It's been a year today since I was diagnosed. As I reflect back it's crazy to think how much has happened in the last 365 days. A year ago today, I didn't think I'd still be here to be writing this.
Physically I can't believe what I have been through and how much I have taken on. When I look back at my blog posts over the last year I realize that I have actually blocked out some of the things I have been through. Although most of major physical pain was short term I have taken on more than I ever thought I would be able to handle. From the bone marrow aspirations to the nosebleeds, scalp pain when my hair fell out, mouth ulcers, chemo burning my arms and mouth, infections, nausea/vomiting, allergic reactions, skin problems, headaches, joint pain and now chest pain and shortness of breath. My body has taken on more than I ever thought it could.
On top of the painful physical complications I have had, there's the visual ones. It's no secret that my looks have changed significantly. And while I am of course just grateful to still be alive, it's not easy to look at yourself in the mirror and not recognize the person that you see.

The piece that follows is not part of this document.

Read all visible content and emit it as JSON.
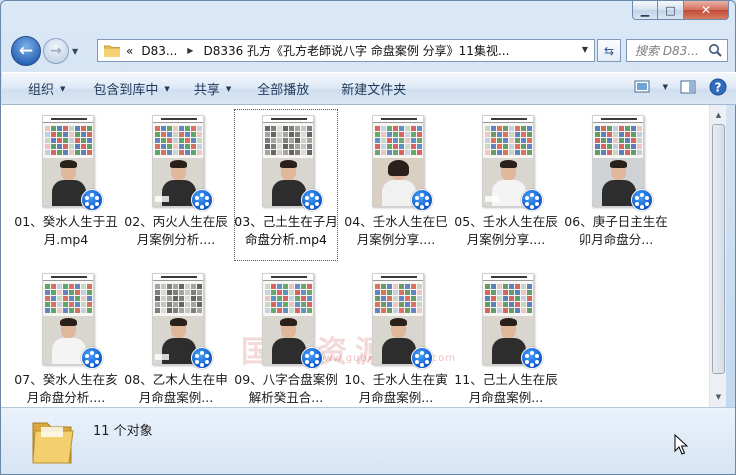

Emotionally I can say I have changed a lot too. Things that I thought were important a year ago I have realized don't matter at all. I have also recognized that I need to live my life as if our time here on this earth with the people we love is limited - because it is. That's not to say I'm not still planning for the future, but I am definitely more focused on my present and what matters now and not just looking long term.

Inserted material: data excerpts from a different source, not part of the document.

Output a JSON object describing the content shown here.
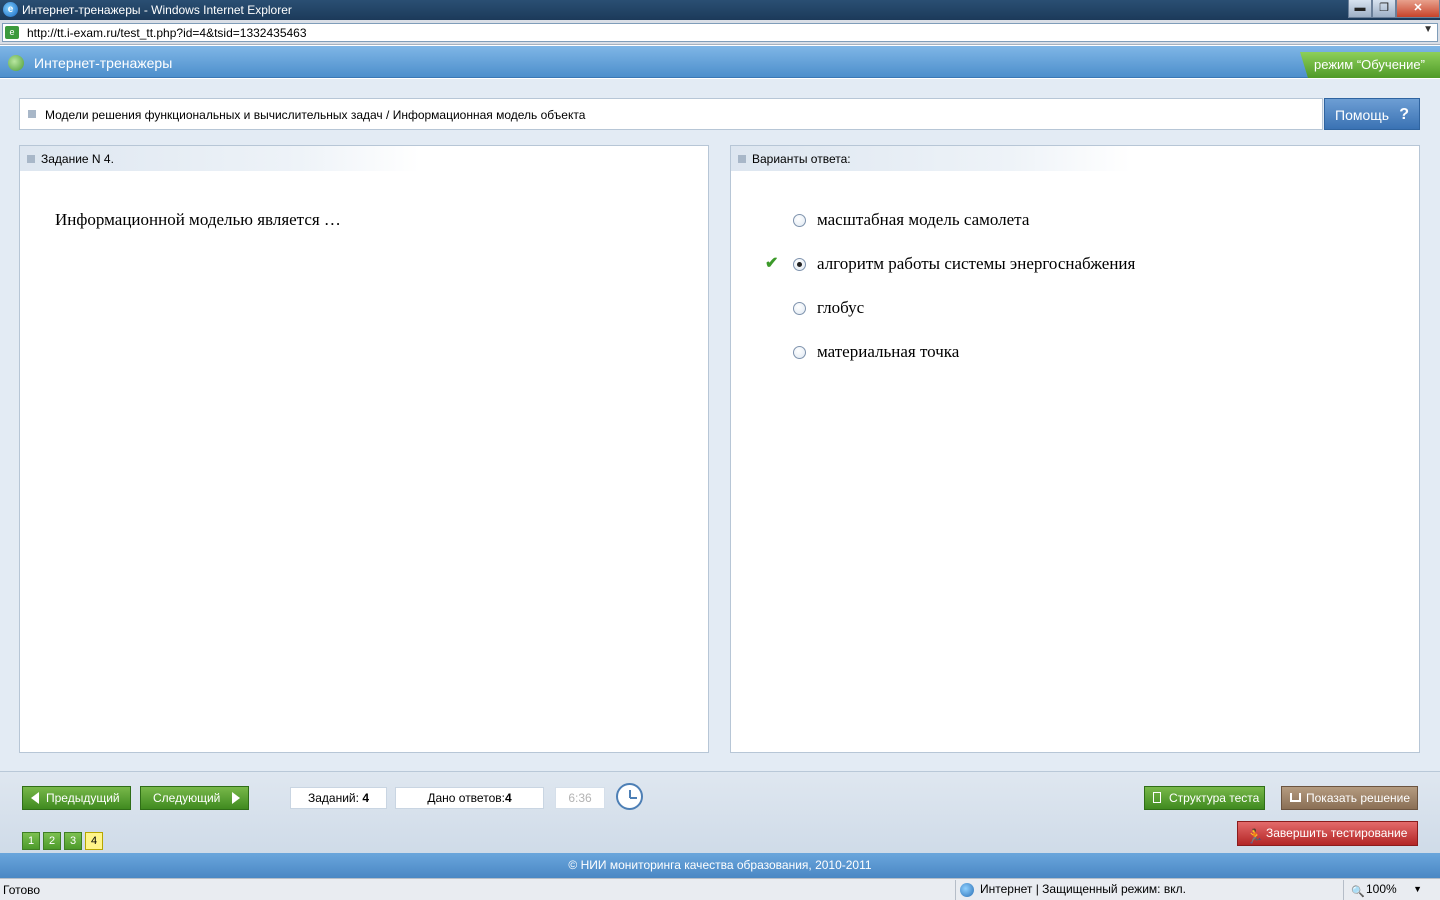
{
  "window": {
    "title": "Интернет-тренажеры - Windows Internet Explorer",
    "minimize": "▬",
    "restore": "❐",
    "close": "✕"
  },
  "address": {
    "url": "http://tt.i-exam.ru/test_tt.php?id=4&tsid=1332435463",
    "dropdown": "▼"
  },
  "app": {
    "title": "Интернет-тренажеры",
    "mode": "режим “Обучение”"
  },
  "breadcrumb": "Модели решения функциональных и вычислительных задач / Информационная модель объекта",
  "help": {
    "label": "Помощь",
    "icon": "?"
  },
  "task": {
    "header": "Задание N 4.",
    "question": "Информационной моделью является …"
  },
  "answers": {
    "header": "Варианты ответа:",
    "options": [
      {
        "text": "масштабная модель самолета",
        "selected": false
      },
      {
        "text": "алгоритм работы системы энергоснабжения",
        "selected": true,
        "correct_mark": "✔"
      },
      {
        "text": "глобус",
        "selected": false
      },
      {
        "text": "материальная точка",
        "selected": false
      }
    ]
  },
  "nav": {
    "prev": "Предыдущий",
    "next": "Следующий",
    "tasks_label": "Заданий:",
    "tasks_count": "4",
    "answers_label": "Дано ответов:",
    "answers_count": "4",
    "timer": "6:36",
    "pages": [
      "1",
      "2",
      "3",
      "4"
    ],
    "current_page": "4"
  },
  "actions": {
    "structure": "Структура теста",
    "show_solution": "Показать решение",
    "finish": "Завершить тестирование",
    "finish_icon": "🏃"
  },
  "footer": "© НИИ мониторинга качества образования, 2010-2011",
  "status": {
    "ready": "Готово",
    "zone": "Интернет | Защищенный режим: вкл.",
    "zoom": "100%",
    "zoom_icon": "🔍",
    "zoom_dropdown": "▼"
  },
  "colors": {
    "header_blue": "#4d8fcc",
    "mode_green": "#4f9a27",
    "button_green": "#3f8a1f",
    "finish_red": "#b32626",
    "current_page_yellow": "#fff58a"
  }
}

I have lost friends and gained friends. I have learned how to see who really cares and will truly be there for me when it counts. To those of you who have been loving and supporting me through this - you know who you are - thank you. I can't thank you enough. I could never have come through this with as much strength as I have without the love and support you have provided me.
They say you never know how strong you are until you have to use that strength. I can honestly say this is true. I never thought I would have been able to go through what I have in the last year, but here I am. I still have a long way to go but I'm not giving up any time soon.